We then moved into NLG, where we explored use cases like a random headline generator using the markovify library in Python. And then we explored SimpleNLG, an English grammar-based natural language generation utility. It offers grammatical structures such as generating the past tense, negation, complements, and prepositional phrases. In the NLG section, we built a deep learning-based model for predicting the next word in a given phrase or a sentence. The model used a popular deep learning architecture called long short-term memory.

In the final part, we covered applications of NLP and NLU: topic modelling, gender, document classification, intent classification, and question answering. In the topic modeling, we utilized all of the available open source tools from the previous sections of the chapter.

Overall, in this chapter we explored extensively the P-U-G of natural languages. The availability of many open source tools from Python and Java facilitated a great number of demonstrations to understand and model natural languages. We covered a varied level of topics starting from parsing text data to building generative models using a deep learning model. Our aim with this chapter was to provide an exhaustive collection of methods and tools to empower you to build chatbots with basic and advanced levels of natural language processing, understanding, and generation capabilities.

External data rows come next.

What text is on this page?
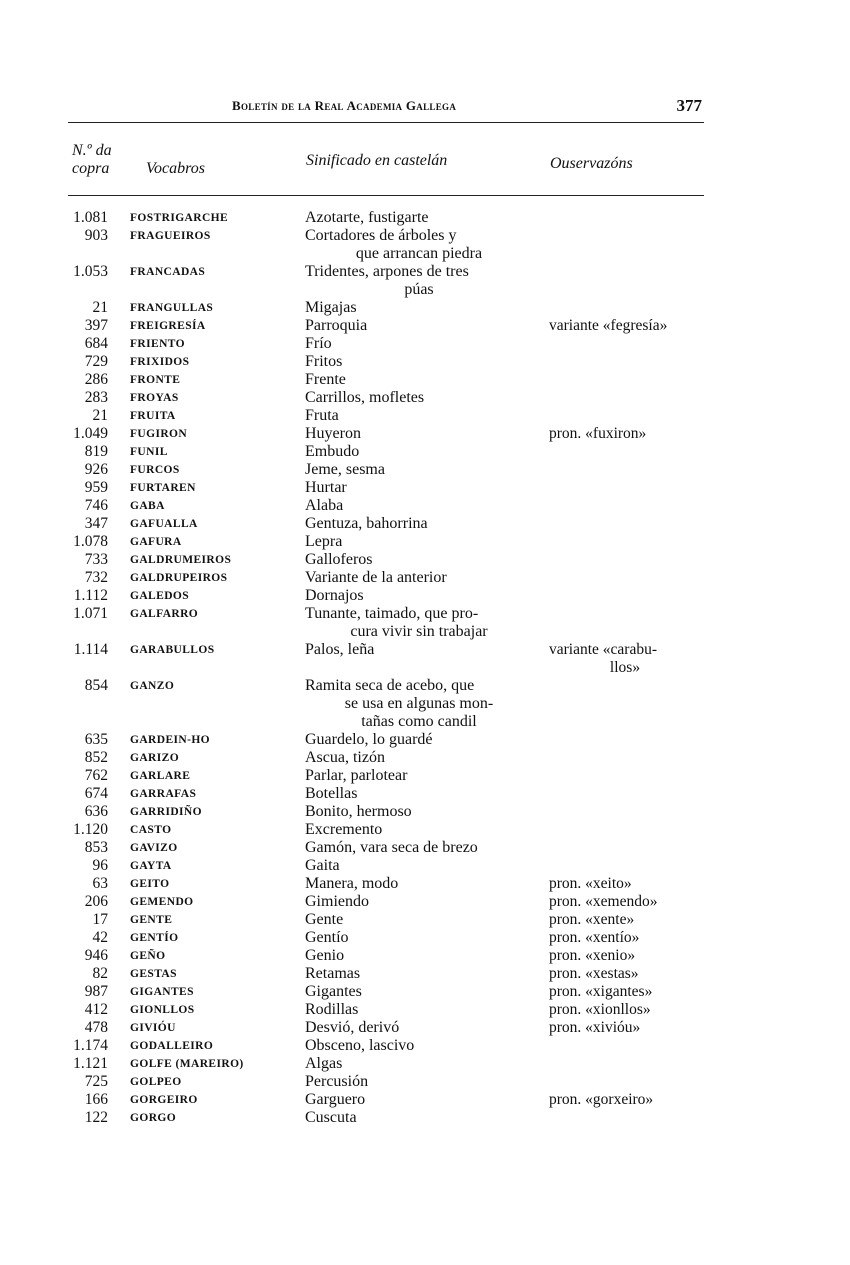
Boletín de la Real Academia Gallega	377
N.º da
copra Vocabros	Sinificado en castelán	Ouservazóns
1.081 FOSTRIGARCHE	Azotarte, fustigarte
903 FRAGUEIROS	Cortadores de árboles y
que arrancan piedra
1.053 FRANCADAS	Tridentes, arpones de tres
púas
21 FRANGULLAS	Migajas
397 FREIGRESÍA	Parroquia	variante «fegresía»
684 FRIENTO	Frío
729 FRIXIDOS	Fritos
286 FRONTE	Frente
283 FROYAS	Carrillos, mofletes
21 FRUITA	Fruta
1.049 FUGIRON	Huyeron	pron. «fuxiron»
819 FUNIL	Embudo
926 FURCOS	Jeme, sesma
959 FURTAREN	Hurtar
746 GABA	Alaba
347 GAFUALLA	Gentuza, bahorrina
1.078 GAFURA	Lepra
733 GALDRUMEIROS	Galloferos
732 GALDRUPEIROS	Variante de la anterior
1.112 GALEDOS	Dornajos
1.071 GALFARRO	Tunante, taimado, que pro-
cura vivir sin trabajar
1.114 GARABULLOS	Palos, leña	variante «carabu-
llos»
854 GANZO	Ramita seca de acebo, que
se usa en algunas mon-
tañas como candil
635 GARDEIN-HO	Guardelo, lo guardé
852 GARIZO	Ascua, tizón
762 GARLARE	Parlar, parlotear
674 GARRAFAS	Botellas
636 GARRIDIÑO	Bonito, hermoso
1.120 CASTO	Excremento
853 GAVIZO	Gamón, vara seca de brezo
96 GAYTA	Gaita
63 GEITO	Manera, modo	pron. «xeito»
206 GEMENDO	Gimiendo	pron. «xemendo»
17 GENTE	Gente	pron. «xente»
42 GENTÍO	Gentío	pron. «xentío»
946 GEÑO	Genio	pron. «xenio»
82 GESTAS	Retamas	pron. «xestas»
987 GIGANTES	Gigantes	pron. «xigantes»
412 GIONLLOS	Rodillas	pron. «xionllos»
478 GIVIÓU	Desvió, derivó	pron. «xivióu»
1.174 GODALLEIRO	Obsceno, lascivo
1.121 GOLFE (MAREIRO)	Algas
725 GOLPEO	Percusión
166 GORGEIRO	Garguero	pron. «gorxeiro»
122 GORGO	Cuscuta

Next, we will build and deploy a fully functional in-house enterprise chatbot on private datasets. Since there are many chatbot frameworks with support for NLP and NLU, the methods discussed in this chapter at first might seem not so readily usable; however, under the hood, many frameworks like RASA and LUIS internally uses the techniques discussed in this chapter. Also, many ideas from NLG are still not available in any standard chatbot framework, so they are often built from scratch. We believe the ideas taught in this chapter will come handy when you build an enterprise chatbot.